Air New Zealand's plan to boost its stake in Virgin Australia is a smart, strategic move that will protect and strengthen its transtasman alliance with the Aussie airline, say analysts.
This country's flag carrier, which is 73 per cent owned by the Government, yesterday announced it had received regulatory approvals to acquire an additional 3 per cent of Virgin Australia, taking its shareholding to 22.9 per cent.

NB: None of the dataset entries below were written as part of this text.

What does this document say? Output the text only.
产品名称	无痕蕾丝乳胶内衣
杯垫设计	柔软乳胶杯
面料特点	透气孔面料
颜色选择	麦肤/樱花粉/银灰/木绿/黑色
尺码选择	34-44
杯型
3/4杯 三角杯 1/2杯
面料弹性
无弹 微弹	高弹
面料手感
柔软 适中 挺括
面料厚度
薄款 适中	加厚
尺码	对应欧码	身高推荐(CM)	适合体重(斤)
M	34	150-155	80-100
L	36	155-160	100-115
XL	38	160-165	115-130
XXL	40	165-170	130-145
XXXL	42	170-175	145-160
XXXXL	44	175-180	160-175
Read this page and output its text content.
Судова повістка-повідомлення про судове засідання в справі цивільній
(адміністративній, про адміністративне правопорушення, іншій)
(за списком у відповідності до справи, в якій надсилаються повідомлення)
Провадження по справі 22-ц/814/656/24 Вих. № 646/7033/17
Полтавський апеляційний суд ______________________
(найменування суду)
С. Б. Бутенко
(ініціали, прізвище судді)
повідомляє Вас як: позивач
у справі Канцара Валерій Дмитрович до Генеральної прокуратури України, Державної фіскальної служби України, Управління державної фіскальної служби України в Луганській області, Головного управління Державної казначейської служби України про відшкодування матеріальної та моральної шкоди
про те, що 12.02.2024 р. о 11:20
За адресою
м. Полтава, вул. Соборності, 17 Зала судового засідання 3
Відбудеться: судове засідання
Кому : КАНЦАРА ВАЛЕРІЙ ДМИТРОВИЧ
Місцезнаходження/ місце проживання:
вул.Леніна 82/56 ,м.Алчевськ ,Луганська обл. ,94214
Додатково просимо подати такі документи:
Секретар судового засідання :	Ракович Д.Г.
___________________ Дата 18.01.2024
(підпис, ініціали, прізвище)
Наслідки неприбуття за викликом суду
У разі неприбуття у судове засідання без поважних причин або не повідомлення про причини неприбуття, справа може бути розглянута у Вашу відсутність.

Air New Zealand said the approval allowed it to increase its stake by a further 3 per cent to 25.9 per cent, provided it complied with "creep" provisions under the Australian Corporations Act. Those provisions allow a shareholder to build its stake beyond 20 per cent provided it does not increase it by more than 3 per cent in any six-month period.
"In the airline industry, equity stakes have become an increasingly important part of cementing partnerships," said Craigs Investment Partners analyst Chris Byrne. "Air New Zealand wants to be one of the stronger partners for Virgin."
Virgin Australia's other major shareholders are Singapore Airlines (19.9 per cent), Sir Richard Branson's Virgin Group (12.47 per cent) and Abu Dhabi-based Etihad Airways, which last month boosted its stake to 13.4 per cent from 12.34 and is targeting a 19.9 per cent shareholding.